First you should decide whether to include internal tables in your trace. It is especially useful if your program contains large functions with numerous operations on internal tables, because then it can be cumbersome to figure out which operation causes the problem. If the program code has a very fine modularization, where each method contains only one or two internal tables, then it is not necessary to trace internal tables.

Then you should check whether there are quadratic executions in the trace. It is not necessary to start with the cubic contributions as they are often a side-product of quadratic executions.
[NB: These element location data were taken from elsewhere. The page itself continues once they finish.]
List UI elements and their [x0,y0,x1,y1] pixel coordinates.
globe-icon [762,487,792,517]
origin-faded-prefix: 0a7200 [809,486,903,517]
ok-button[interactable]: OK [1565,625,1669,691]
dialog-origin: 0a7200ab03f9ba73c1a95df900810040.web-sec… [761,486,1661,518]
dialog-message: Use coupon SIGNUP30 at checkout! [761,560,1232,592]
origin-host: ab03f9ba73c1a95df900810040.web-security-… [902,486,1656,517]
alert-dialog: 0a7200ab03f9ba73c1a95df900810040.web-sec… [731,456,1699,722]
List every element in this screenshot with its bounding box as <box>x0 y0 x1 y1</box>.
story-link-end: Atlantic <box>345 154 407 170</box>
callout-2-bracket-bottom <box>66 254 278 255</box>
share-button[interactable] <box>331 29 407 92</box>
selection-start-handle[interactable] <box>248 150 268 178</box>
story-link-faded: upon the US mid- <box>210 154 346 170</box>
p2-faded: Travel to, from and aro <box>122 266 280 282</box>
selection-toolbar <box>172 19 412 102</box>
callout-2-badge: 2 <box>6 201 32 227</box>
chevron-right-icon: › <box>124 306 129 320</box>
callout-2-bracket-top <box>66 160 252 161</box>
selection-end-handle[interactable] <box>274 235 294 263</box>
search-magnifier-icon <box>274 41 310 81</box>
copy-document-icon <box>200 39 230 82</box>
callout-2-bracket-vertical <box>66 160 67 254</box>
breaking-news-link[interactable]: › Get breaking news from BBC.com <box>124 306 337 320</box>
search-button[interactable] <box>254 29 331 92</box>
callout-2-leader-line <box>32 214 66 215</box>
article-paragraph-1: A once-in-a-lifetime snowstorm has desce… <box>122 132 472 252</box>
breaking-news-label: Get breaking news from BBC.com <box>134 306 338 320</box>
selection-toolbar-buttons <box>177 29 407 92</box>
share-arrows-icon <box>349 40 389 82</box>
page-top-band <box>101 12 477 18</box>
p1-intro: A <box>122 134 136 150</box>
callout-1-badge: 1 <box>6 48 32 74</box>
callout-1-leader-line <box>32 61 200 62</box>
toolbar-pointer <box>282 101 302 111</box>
If there are quadratic executions then sort the compare result by the gross time of the larger trace, i.e. by gross2. Scan the list from the top for the first appearance of a quadratic execution either by checking the column ‘Nonlinear’ or the column ‘Exec 2/1’. For this line, read the source code. Double-click on the line, if the calling position was downloaded, otherwise search the line in the original trace and view the source code there. Try to figure out where the quadratic executions come from and how they can be avoided.

From the source code you can also determine the call stack from top to bottom. Just go into the source and drill down to the calls inside. All lower levels will have also quadratic increases of executions or even more. Go back into the result list and scan for the next quadratic executions; check whether there are calls which are not in the already known call stack.

Also, check the major quadratic times per execution. To do this, sort the list by net2 and scan for the largest quadratic net time contributions, which are not caused by quadratic executions. When you find a line, then review the source code.

Nonlinear coding is very often connected with suboptimal nested loops on internal tables. Often programmers are not aware that the following operations on internal tables scale linearly with the size of the internal table and are therefore not suited for use inside a loop on another internal table:

Loop at ... where on a standard internal table
Read ... with key on a standard internal table

Read also the web log Runtimes of Reads and Loops on Internal Tables.

When all identified nonlinearities are corrected, then I would recommend you to run the test case again with a larger object size (N1, N2) between (50, 500) and (100, 1000). You can only be confident, that the program scales linearly even to very large amounts of data, if no nonlinearities appear in such a large test case.

This last section summarizes the steps of a nonlinearity analysis. First, decide whether to include internal tables, then check the quadratic increases of the executions and at the end the problems in the coding leading to nonlinear runtimes.